"I don't know--I don't know," replied the old gentleman dubiously--"It will be bad enough when he sees my last pictures. No--no--I don't think I'll tell him. Foscari can look after the place. I need hardly be there at all while he's with us."

And then, making the sign of the cross upon each other's foreheads--saying--"God bless you"--as they had done every night their whole lives long, they fell asleep.

CHAPTER XXVI

THE RETURN--VENICE

It was sunset when John arrived. The gondolas were riding on a sea of rose; the houses were standing, quietly, silently, as you will see cattle herd, knee-deep in the burning water. Here and there in the distance, the fiery sun found its reflection in some obscure window, and burnt there in a glowing flame of light. Then it was a city of rose and pink, of mauve and blue and grey, one shading into the other in a texture so delicate, so fine that the very threads of it could not be followed in their change.

John took a deep breath as he stepped into his gondola. It needed such colour as this to wash out the blackness of that night in London. It needed such stillness and such quiet to soothe the rancour of his bitterness; for the stillness of Venice is the hushed stillness of a church, where all anger is drugged to sleep and only the sorrow that one learns of can hold against the spell and keeps its eyes awake.
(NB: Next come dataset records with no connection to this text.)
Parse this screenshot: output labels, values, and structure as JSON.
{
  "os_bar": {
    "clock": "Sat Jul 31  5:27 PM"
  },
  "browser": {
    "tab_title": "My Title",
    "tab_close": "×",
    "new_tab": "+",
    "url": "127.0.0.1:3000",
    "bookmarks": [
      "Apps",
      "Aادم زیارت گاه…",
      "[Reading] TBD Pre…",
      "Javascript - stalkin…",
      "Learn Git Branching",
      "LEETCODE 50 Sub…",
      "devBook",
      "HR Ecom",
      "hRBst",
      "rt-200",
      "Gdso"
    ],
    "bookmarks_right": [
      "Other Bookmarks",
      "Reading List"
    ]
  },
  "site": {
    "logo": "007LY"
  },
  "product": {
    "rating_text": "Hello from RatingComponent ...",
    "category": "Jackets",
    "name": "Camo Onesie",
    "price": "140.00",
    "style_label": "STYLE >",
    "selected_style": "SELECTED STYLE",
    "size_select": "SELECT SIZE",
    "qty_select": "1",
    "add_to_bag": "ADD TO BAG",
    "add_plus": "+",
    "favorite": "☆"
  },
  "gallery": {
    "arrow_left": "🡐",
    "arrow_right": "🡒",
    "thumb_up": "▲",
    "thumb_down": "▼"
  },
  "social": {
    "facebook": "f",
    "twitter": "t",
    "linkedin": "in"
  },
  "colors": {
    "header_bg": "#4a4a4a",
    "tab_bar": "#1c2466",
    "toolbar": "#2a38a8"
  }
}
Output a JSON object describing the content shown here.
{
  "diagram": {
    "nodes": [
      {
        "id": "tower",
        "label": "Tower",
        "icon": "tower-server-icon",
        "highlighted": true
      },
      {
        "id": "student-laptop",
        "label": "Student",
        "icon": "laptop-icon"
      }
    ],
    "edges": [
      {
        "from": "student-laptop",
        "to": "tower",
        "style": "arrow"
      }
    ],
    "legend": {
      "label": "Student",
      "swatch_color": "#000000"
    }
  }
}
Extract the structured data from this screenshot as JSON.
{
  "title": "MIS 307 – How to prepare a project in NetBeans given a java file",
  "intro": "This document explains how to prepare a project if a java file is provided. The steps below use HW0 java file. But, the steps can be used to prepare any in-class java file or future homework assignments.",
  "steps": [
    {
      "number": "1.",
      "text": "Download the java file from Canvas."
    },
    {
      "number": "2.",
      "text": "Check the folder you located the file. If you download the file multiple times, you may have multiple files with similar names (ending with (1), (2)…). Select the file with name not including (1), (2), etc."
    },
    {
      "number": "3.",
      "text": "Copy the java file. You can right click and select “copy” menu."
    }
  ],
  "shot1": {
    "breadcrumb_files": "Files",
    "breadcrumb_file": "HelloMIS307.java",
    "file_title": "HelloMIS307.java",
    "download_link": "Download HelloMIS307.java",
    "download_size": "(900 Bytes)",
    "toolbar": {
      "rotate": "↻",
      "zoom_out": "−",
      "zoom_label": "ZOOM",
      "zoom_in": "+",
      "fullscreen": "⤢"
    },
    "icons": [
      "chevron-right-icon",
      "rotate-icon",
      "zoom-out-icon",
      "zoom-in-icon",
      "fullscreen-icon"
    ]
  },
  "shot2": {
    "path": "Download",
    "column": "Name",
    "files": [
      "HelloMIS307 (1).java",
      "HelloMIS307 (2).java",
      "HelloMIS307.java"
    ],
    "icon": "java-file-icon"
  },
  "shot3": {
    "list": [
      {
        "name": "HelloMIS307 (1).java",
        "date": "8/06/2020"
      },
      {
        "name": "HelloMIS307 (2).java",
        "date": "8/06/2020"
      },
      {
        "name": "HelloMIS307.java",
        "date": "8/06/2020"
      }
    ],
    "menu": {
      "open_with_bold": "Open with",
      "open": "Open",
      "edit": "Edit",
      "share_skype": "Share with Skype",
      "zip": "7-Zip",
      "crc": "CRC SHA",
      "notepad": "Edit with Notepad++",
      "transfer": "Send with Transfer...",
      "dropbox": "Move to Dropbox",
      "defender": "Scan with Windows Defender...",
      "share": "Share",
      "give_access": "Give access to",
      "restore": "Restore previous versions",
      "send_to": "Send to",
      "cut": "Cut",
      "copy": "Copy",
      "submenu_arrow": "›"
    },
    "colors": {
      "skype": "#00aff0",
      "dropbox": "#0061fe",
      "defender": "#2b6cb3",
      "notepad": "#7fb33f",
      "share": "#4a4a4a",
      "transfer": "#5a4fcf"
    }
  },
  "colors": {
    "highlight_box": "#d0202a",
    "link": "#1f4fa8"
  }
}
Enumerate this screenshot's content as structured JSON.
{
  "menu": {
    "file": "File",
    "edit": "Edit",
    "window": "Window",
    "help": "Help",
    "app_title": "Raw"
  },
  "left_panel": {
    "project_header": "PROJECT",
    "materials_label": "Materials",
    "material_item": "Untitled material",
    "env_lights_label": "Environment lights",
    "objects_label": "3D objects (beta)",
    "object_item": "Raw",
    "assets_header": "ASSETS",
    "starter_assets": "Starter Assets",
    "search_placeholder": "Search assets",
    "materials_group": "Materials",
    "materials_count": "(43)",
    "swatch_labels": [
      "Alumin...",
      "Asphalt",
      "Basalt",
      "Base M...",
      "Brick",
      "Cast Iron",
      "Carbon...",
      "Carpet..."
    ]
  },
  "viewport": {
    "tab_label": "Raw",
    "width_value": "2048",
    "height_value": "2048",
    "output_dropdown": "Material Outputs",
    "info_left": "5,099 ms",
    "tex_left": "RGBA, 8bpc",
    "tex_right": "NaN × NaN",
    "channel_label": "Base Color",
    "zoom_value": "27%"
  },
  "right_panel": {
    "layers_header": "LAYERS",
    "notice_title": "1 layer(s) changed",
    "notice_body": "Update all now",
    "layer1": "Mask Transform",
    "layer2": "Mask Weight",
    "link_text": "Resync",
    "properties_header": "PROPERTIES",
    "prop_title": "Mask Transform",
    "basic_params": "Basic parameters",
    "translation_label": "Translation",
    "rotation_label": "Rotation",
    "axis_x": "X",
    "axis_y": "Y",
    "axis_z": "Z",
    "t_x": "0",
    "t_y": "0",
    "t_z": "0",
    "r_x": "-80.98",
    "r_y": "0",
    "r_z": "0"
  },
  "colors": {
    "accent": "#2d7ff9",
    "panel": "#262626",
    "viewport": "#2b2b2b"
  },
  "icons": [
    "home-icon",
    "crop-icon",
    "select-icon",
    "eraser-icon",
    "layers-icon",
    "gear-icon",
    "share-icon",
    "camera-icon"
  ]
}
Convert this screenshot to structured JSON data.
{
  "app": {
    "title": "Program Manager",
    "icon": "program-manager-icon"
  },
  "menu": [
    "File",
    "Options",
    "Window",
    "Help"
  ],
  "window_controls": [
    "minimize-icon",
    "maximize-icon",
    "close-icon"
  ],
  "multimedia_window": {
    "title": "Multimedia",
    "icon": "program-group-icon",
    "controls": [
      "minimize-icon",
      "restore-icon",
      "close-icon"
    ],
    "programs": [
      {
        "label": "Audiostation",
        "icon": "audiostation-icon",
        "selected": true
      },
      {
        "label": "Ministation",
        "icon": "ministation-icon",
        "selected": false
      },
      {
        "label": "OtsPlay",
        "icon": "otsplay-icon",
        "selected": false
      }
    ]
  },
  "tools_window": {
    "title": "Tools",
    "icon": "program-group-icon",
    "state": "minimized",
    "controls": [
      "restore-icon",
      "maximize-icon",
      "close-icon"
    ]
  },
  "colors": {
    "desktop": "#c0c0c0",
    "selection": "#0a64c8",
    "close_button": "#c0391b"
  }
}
Now, in the desolation of his mind, John was learning, of the things that have true value and of those which have none. It is not an easy lesson to acquire, for the sacrifice of pre-conceived ideas can only be accomplished on the altar of bitterness and only the burning of despair can reduce them to the ashes in which lies the truth concealed.

Having deposited his belongings in his rooms in the Rio della Sacchere, where he always stayed, he set off on foot by the narrow little pathways to the Palazzo Capello.

That was always a moment in John's life when, upon his arrival every year, he first opened the big gate that closed on to the fondamenta. It was always a moment to be remembered when first he beheld, from beneath the archway, the glow of the flaming sunset in that old Italian garden, framed in the lace-worked trellises of iron.

Life had these moments. They are worth all the treasure of the Indies. The mind of a man is never so possessed of wealth as when he comes upon them; for in such moments as these, his emotions are wings which no sun of vaunted ambition can melt; in such moments as these, he touches the very feet of God.